= Brenda Ryman =

Biochemist and Mistress of Girton College, Cambridge

Brenda Edith Ryman (married name Barkley, 6 December 1922 – 20 November 1983) was a biochemist and Mistress of Girton College, Cambridge. Ryman was on the staff of the Royal Free Hospital from 1948 to 1972, Professor of Biochemistry at Charing Cross Hospital from 1972, and Mistress of Girton College, Cambridge from 1976 until her death. She was awarded a posthumous DSc by Cambridge University.

== Life ==
Brenda Edith Ryman was born on 6 December 1922. Ryman was educated at Colston's Girls' School in Bristol and then attended Girton College, Cambridge, where she earned a Bachelor of Arts and then in 1943 a Master of Arts. Ryman was awarded the Gamble Prize by the College. She completed a doctoral degree in biochemistry at the University of Birmingham in 1948. Ryman married Dr Harry Barkley in 1948.

Ryman was a biochemist, and was on the staff of the Royal Free Hospital from 1948 to 1972, first as a senior lecturer and then from 1970 as a Reader. From 1972 she was appointed as Professor of Biochemistry at Charing Cross Hospital. Ryman published more than ninety papers, and was particularly interested in liposomes and their therapeutic applications.

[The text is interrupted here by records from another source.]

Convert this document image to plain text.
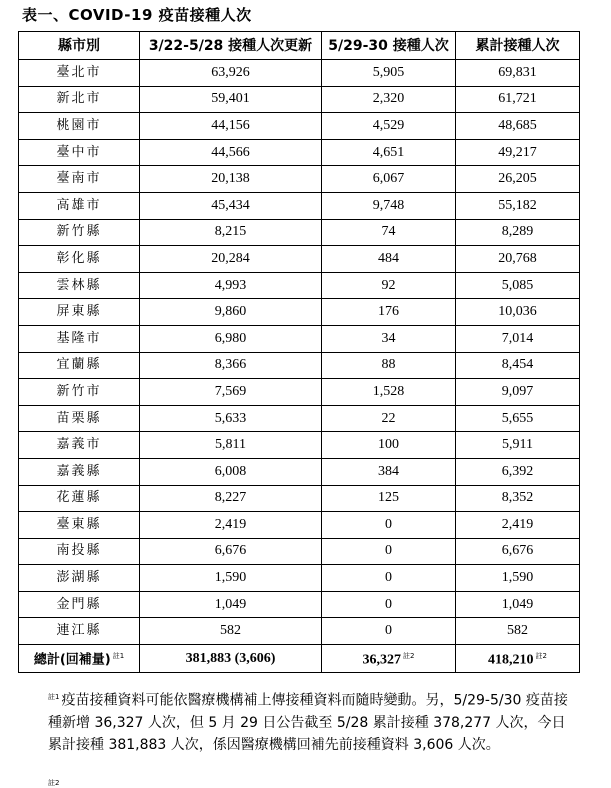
表一、COVID-19 疫苗接種人次
縣市別	3/22-5/28 接種人次更新	5/29-30 接種人次	累計接種人次
臺北市	63,926	5,905	69,831
新北市	59,401	2,320	61,721
桃園市	44,156	4,529	48,685
臺中市	44,566	4,651	49,217
臺南市	20,138	6,067	26,205
高雄市	45,434	9,748	55,182
新竹縣	8,215	74	8,289
彰化縣	20,284	484	20,768
雲林縣	4,993	92	5,085
屏東縣	9,860	176	10,036
基隆市	6,980	34	7,014
宜蘭縣	8,366	88	8,454
新竹市	7,569	1,528	9,097
苗栗縣	5,633	22	5,655
嘉義市	5,811	100	5,911
嘉義縣	6,008	384	6,392
花蓮縣	8,227	125	8,352
臺東縣	2,419	0	2,419
南投縣	6,676	0	6,676
澎湖縣	1,590	0	1,590
金門縣	1,049	0	1,049
連江縣	582	0	582
總計(回補量) $^{註1}$	381,883 (3,606)	36,327 $^{註2}$	418,210 $^{註2}$
$^{註1}$ 疫苗接種資料可能依醫療機構補上傳接種資料而隨時變動。另，5/29-5/30 疫苗接種新增 36,327 人次，但 5 月 29 日公告截至 5/28 累計接種 378,277 人次，今日累計接種 381,883 人次，係因醫療機構回補先前接種資料 3,606 人次。
註2
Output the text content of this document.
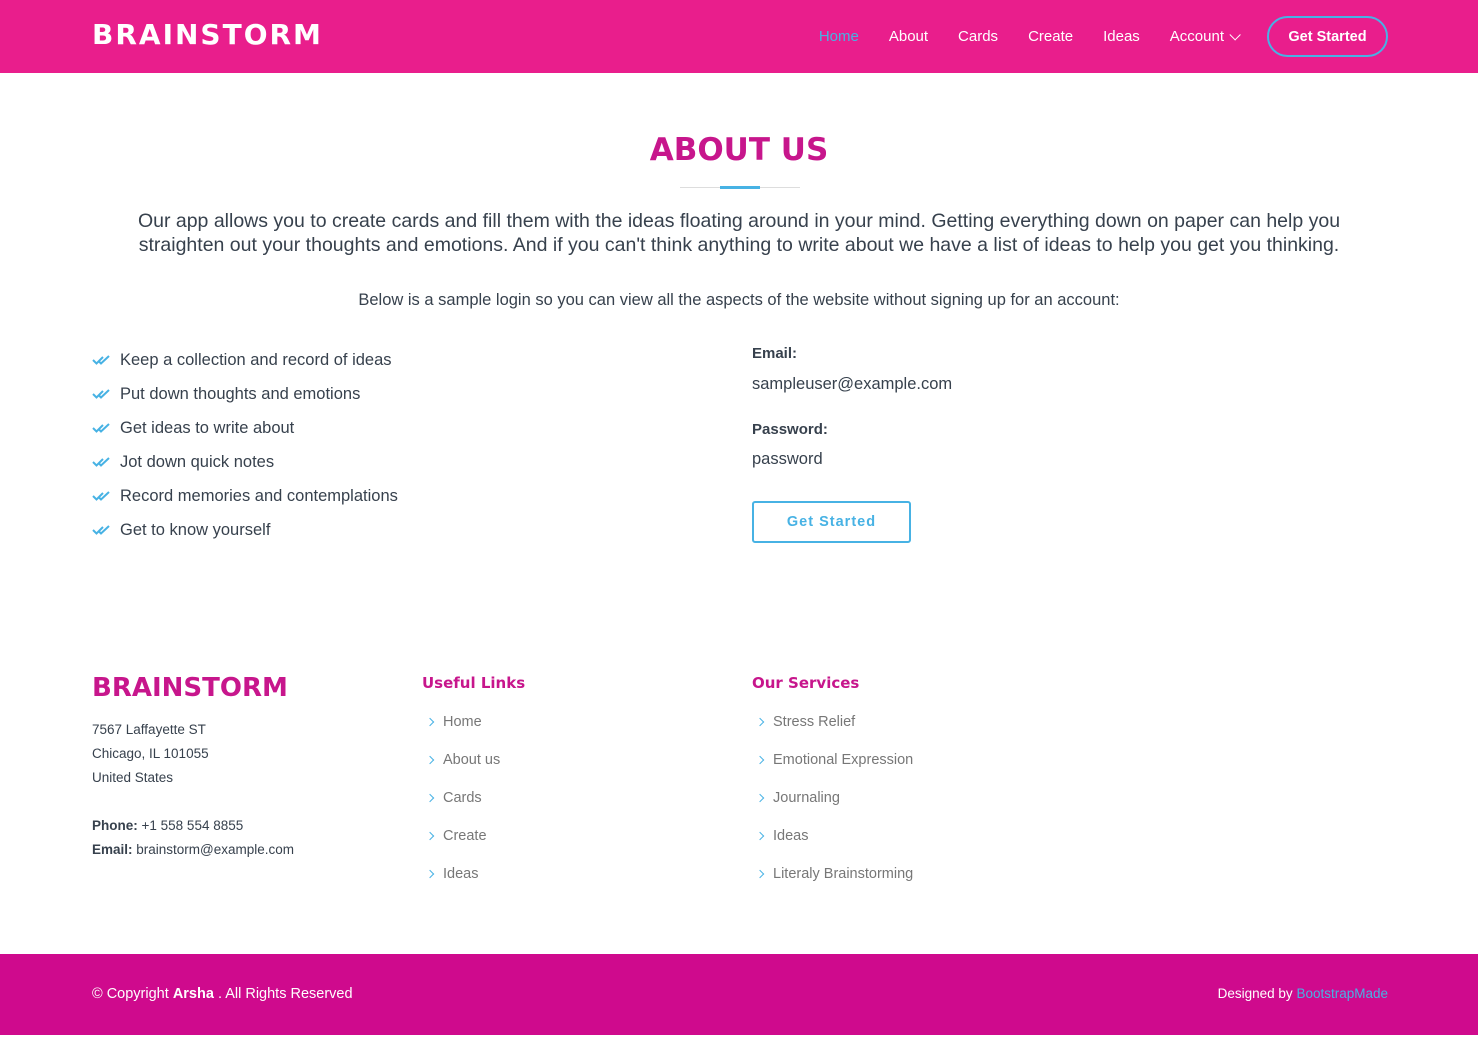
BRAINSTORM	Home About Cards Create Ideas Account	Get Started
ABOUT US

Our app allows you to create cards and fill them with the ideas floating around in your mind. Getting everything down on paper can help you straighten out your thoughts and emotions. And if you can't think anything to write about we have a list of ideas to help you get you thinking.

Below is a sample login so you can view all the aspects of the website without signing up for an account:

Keep a collection and record of ideas
Put down thoughts and emotions
Get ideas to write about
Jot down quick notes
Record memories and contemplations
Get to know yourself
Email:
sampleuser@example.com
Password:
password
Get Started
BRAINSTORM
7567 Laffayette ST
Chicago, IL 101055
United States
Phone: +1 558 554 8855
Email: brainstorm@example.com
Useful Links
Home
About us
Cards
Create
Ideas
Our Services
Stress Relief
Emotional Expression
Journaling
Ideas
Literaly Brainstorming
© Copyright Arsha . All Rights Reserved	Designed by BootstrapMade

Ryman was Mistress of Girton College, Cambridge from 1976 until her death. At the time she was appointed, the college was transitioning from a women's college to a mixed college, and Ryman oversaw this significant change to the student body. Ryman's husband died in 1978, and she died of cancer on 20 November 1983. The University of Cambridge awarded her a DSc posthumously.